- Classification: Protestant
- Orientation: Reformed
- Theology: Calvinist
- Polity: Presbyterian
- Region: Sierra Leone
- Origin: 1988
- Branched from: Kosin Presbyterian Church in Korea
- Congregations: 7 (2021)
- Members: 500 (2021)

= Presbyterian Church of Sierra Leone =

Reformed Presbyterian denomination

The Presbyterian Church of Sierra Leone (PCSL) is a Reformed Presbyterian denomination in Sierra Leone. It was formed in 1988 by Korean missionaries, sent by Kosin Presbyterian Church in Korea.

== History ==

The Presbyterian churches originate from the Protestant Reformation of the 16th century. It is the Christian churches Protestant that adhere to Reformed theology and whose ecclesiastical government is characterized by the government of an assembly of elders. Government Presbyterian is common in Protestant churches that were modeled after the Reformation Protestant Switzerland, notably in Switzerland, Scotland, Netherlands, France and portions of Prussia, of Ireland and later in the United States.

In 1988, the Kosin Presbyterian Church in Korea Mission sent the first missionary family, Rev. and Mrs.
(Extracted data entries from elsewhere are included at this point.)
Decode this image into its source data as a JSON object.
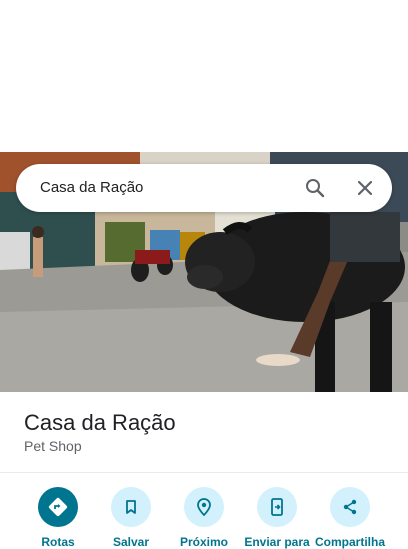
{
  "search": {
    "query": "Casa da Ração"
  },
  "place": {
    "name": "Casa da Ração",
    "category": "Pet Shop"
  },
  "actions": [
    {
      "label": "Rotas",
      "icon": "directions-icon"
    },
    {
      "label": "Salvar",
      "icon": "bookmark-icon"
    },
    {
      "label": "Próximo",
      "icon": "nearby-icon"
    },
    {
      "label": "Enviar para",
      "icon": "send-to-phone-icon"
    },
    {
      "label": "Compartilha",
      "icon": "share-icon"
    }
  ],
  "colors": {
    "accent": "#00758f",
    "accent_light": "#d2f1fc",
    "text_primary": "#202124",
    "text_secondary": "#5f6368"
  }
}
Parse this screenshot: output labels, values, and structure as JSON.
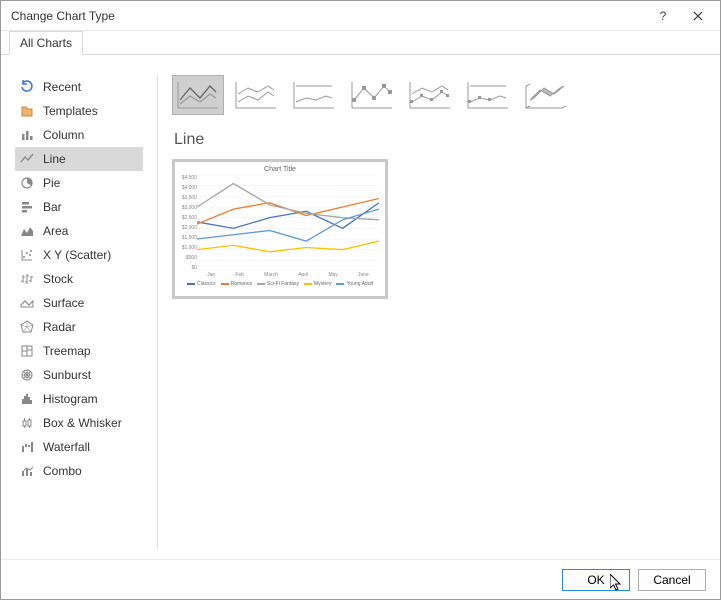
{
  "titlebar": {
    "title": "Change Chart Type"
  },
  "tabs": {
    "all_charts": "All Charts"
  },
  "sidebar": {
    "items": [
      {
        "label": "Recent"
      },
      {
        "label": "Templates"
      },
      {
        "label": "Column"
      },
      {
        "label": "Line"
      },
      {
        "label": "Pie"
      },
      {
        "label": "Bar"
      },
      {
        "label": "Area"
      },
      {
        "label": "X Y (Scatter)"
      },
      {
        "label": "Stock"
      },
      {
        "label": "Surface"
      },
      {
        "label": "Radar"
      },
      {
        "label": "Treemap"
      },
      {
        "label": "Sunburst"
      },
      {
        "label": "Histogram"
      },
      {
        "label": "Box & Whisker"
      },
      {
        "label": "Waterfall"
      },
      {
        "label": "Combo"
      }
    ]
  },
  "main": {
    "charttype_heading": "Line",
    "preview": {
      "title": "Chart Title",
      "ylabels": [
        "$4,500",
        "$4,000",
        "$3,500",
        "$3,000",
        "$2,500",
        "$2,000",
        "$1,500",
        "$1,000",
        "$500",
        "$0"
      ],
      "xlabels": [
        "Jan",
        "Feb",
        "March",
        "April",
        "May",
        "June"
      ],
      "legend": [
        "Classics",
        "Romance",
        "Sci-Fi Fantasy",
        "Mystery",
        "Young Adult"
      ],
      "colors": {
        "Classics": "#4573c4",
        "Romance": "#ed7d31",
        "Sci-Fi Fantasy": "#a5a5a5",
        "Mystery": "#ffc000",
        "Young Adult": "#5b9bd5"
      }
    }
  },
  "buttons": {
    "ok": "OK",
    "cancel": "Cancel"
  },
  "chart_data": {
    "type": "line",
    "title": "Chart Title",
    "xlabel": "",
    "ylabel": "",
    "ylim": [
      0,
      4500
    ],
    "categories": [
      "Jan",
      "Feb",
      "March",
      "April",
      "May",
      "June"
    ],
    "series": [
      {
        "name": "Classics",
        "values": [
          2300,
          2000,
          2500,
          2800,
          2000,
          3200
        ]
      },
      {
        "name": "Romance",
        "values": [
          2200,
          2900,
          3200,
          2600,
          3000,
          3400
        ]
      },
      {
        "name": "Sci-Fi Fantasy",
        "values": [
          3000,
          4100,
          3100,
          2700,
          2500,
          2400
        ]
      },
      {
        "name": "Mystery",
        "values": [
          1000,
          1200,
          900,
          1100,
          1000,
          1400
        ]
      },
      {
        "name": "Young Adult",
        "values": [
          1500,
          1700,
          1900,
          1400,
          2400,
          2900
        ]
      }
    ]
  }
}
Dae Won Shin, to Sierra Leone. The couple worked with the evangelization of children and missionary work grew in the country. Several churches were planted and the denomination was organized.

However, with the outbreak of Sierra Leone Civil War and later Western African Ebola virus epidemic, Korean missionaries had to leave the country. Likewise, most of the denomination's pastors also left the country.

From the beginning, the Presbyterian Church of Ghana supported the PCSL, due to the lack of pastors ordained by the denomination.

In 2021, the denomination consisted of 7 churches and about 500 members.

== Interchurch relations ==

The denomination was previously a member of the World Reformed Fellowship.

As of 2021, the denomination has received assistance from the Presbyterian Church in America for the training of pastors.